For the following transformations, relationships from the section "Simplified derivation of the Michaelis-Menten equation" are used. - Equate with

results in:

;

Inserting in gives:

;
  • Since the saturation is approximated asymptotically, this requires substrate concentrations that are more than ten times the K m value. Conversely, if a saturation hyperbola has been measured for an enzyme, i. H. If the turnover rate v is determined as a function of the substrate concentration [S], v max (the activity) and K m (the reciprocal affinity ) can be derived from this. A relatively new, simple and yet precise method for this purpose is direct linear plotting (see enzyme kinetics and S-system ).
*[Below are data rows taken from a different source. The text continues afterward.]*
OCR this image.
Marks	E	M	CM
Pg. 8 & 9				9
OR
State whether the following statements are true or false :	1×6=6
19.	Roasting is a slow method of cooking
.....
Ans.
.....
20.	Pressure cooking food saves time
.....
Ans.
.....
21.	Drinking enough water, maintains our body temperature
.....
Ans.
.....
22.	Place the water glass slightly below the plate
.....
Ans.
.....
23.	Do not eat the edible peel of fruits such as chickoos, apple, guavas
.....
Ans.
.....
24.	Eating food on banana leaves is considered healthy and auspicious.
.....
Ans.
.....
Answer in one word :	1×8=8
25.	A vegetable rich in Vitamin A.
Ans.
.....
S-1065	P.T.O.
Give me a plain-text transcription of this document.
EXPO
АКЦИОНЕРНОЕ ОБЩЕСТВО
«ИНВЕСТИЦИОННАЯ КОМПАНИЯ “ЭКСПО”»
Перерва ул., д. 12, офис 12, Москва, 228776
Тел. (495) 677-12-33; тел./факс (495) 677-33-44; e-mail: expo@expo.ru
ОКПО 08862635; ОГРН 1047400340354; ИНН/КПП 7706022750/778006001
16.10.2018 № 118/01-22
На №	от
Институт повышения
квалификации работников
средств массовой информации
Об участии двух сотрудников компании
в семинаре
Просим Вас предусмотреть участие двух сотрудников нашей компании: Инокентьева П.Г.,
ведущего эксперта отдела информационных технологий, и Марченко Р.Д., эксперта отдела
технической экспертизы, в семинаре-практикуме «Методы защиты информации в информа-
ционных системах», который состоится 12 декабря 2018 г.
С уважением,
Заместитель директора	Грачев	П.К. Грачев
Inhibitors and their influence on Michaelis-Menten kinetics

Inhibitors , including important drugs and poisons, change the properties of enzymes and inhibit the enzymatic reaction. Inhibitors can be divided into different classes (see: enzyme inhibition ). Depending on the mode of action of the inhibitor, it has a different influence on the Michaelis-Menten equation:

  • “Competitive” inhibitors increase the K m value, but do not change v max .
  • “Uncompetitive” inhibitors (rarely found) bind specifically to the enzyme-substrate complex. They lower v max and the apparent K m value.
  • Mixed-type inhibitors increase the K m value and decrease v max
  • The “non-competitive” inhibitor, which only lowers the v max value and leaves the K m value unchanged, is a special case of the mixed type . This type does not occur with single-substrate enzymes.

literature

  • Andrés Illanes: Enzyme biocatalysis: principles and applications. Springer, Dordrecht 2008, ISBN 978-1-4020-8360-0 .
  • David L. Nelson, Michael M. Cox: Lehninger Biochemie. 4th edition. Springer, Berlin / Heidelberg 2009, ISBN 978-3-540-68637-8 . Chapter: Enzymes .

Individual evidence

  1. Athel Cornish-Bowden: One hundred years of Michaelis-Menten kinetics . In: Perspectives in Science . tape 4 , March 2015, ISSN  2213-0209 , p. 3–9 , doi : 10.1016 / j.pisc.2014.12.002 (free full text).
  2. ^ Entry on Michaelis – Menten kinetics . In: IUPAC Compendium of Chemical Terminology (the “Gold Book”) . doi : 10.1351 / goldbook.M03892 Version: 2.3.1.
  3. ^ Entry on Michaelis – Menten mechanism . In: IUPAC Compendium of Chemical Terminology (the “Gold Book”) . doi : 10.1351 / goldbook.M03893 Version: 2.3.1.
  4. Chen WW, Niepel M, Sorger PK: Classic and contemporary approaches to modeling biochemical reactions . In: Genes Dev. . 24, No. 17, September 2010, pp. 1861-75. doi : 10.1101 / gad.1945410 . PMID 20810646 .
  5. For the derivation see Enzyme Kinetics (PDF).
  6. Entry on Michaelis constant . In: IUPAC Compendium of Chemical Terminology (the “Gold Book”) . doi : 10.1351 / goldbook.M03891 Version: 2.3.1.